NIR/RIT provides a significant therapeutic advancement in treating COVID-19, particularly in terms of convenience of dosing. With an efficacy of 88% risk reduction, NIR/RIT is at least as effective as the monoclonal antibodies with a different, perhaps less variable target than with the monoclonal antibodies.2,3 Delivery of the drug is expected immediately. The federal government has been watching the approval process closely, and President Biden has stated the United States will have more than 250,000 courses available by the end of January. The U.S. government agreed to pay the manufacturer nearly $5.3 billion for 10 million treatment courses for 2022, while the company has stated they plan to produce 120 million treatment courses. The FDA also has granted an EUA for molnupiravir (Lagevrio), another oral protease inhibitor.4 It is less effective (30% risk reduction overall and 89% for all-cause mortality) and not recommended for use in pregnant women. It is limited to situations in which other FDA-authorized treatments are inaccessible or are not clinically appropriate.4
- U.S. Food & Drug Administration. FDA authorizes first oral antiviral for treatment of COVID-19. Dec. 22, 2021.

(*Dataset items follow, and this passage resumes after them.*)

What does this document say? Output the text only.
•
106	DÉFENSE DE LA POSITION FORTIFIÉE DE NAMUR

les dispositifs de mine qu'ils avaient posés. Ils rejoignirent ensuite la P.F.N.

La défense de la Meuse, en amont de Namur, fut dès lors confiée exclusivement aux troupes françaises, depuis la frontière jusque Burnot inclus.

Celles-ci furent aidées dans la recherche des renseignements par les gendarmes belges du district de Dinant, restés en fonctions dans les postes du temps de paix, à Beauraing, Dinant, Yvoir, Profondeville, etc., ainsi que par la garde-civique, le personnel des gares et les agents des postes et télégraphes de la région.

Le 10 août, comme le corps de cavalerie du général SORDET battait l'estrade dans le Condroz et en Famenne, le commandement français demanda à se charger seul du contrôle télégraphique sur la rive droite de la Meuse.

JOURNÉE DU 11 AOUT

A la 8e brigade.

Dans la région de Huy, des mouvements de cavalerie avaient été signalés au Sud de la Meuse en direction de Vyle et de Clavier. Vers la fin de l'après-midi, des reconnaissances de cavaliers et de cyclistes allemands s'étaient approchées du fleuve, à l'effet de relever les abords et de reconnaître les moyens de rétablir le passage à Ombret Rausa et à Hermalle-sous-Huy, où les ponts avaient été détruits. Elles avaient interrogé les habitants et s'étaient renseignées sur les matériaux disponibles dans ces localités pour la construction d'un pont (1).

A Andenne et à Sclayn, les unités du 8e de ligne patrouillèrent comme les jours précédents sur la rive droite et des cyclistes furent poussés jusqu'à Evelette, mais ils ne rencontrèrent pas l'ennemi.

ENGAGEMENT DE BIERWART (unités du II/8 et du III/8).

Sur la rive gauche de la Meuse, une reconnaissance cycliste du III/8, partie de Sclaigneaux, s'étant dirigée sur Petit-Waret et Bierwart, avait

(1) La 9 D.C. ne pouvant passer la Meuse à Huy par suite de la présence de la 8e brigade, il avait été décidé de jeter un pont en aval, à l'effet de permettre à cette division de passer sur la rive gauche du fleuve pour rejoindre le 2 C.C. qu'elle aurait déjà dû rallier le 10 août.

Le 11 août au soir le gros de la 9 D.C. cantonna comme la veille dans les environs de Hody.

- Pfizer Labs. Paxlovid fact sheet. Dec. 22, 2021.
- National Institutes of Health. COVID-19 treatment guidelines. Anti-SARS-CoV-2 monoclonal antibodies. Page updated Dec. 16, 2021.
- U.S. Food & Drug Administration. FDA authorizes additional oral antiviral for treatment of COVID-19 in certain adults. Dec. 23, 2021.
The FDA has issued an emergency use authorization for the first oral regimen for the treatment of COVID-19.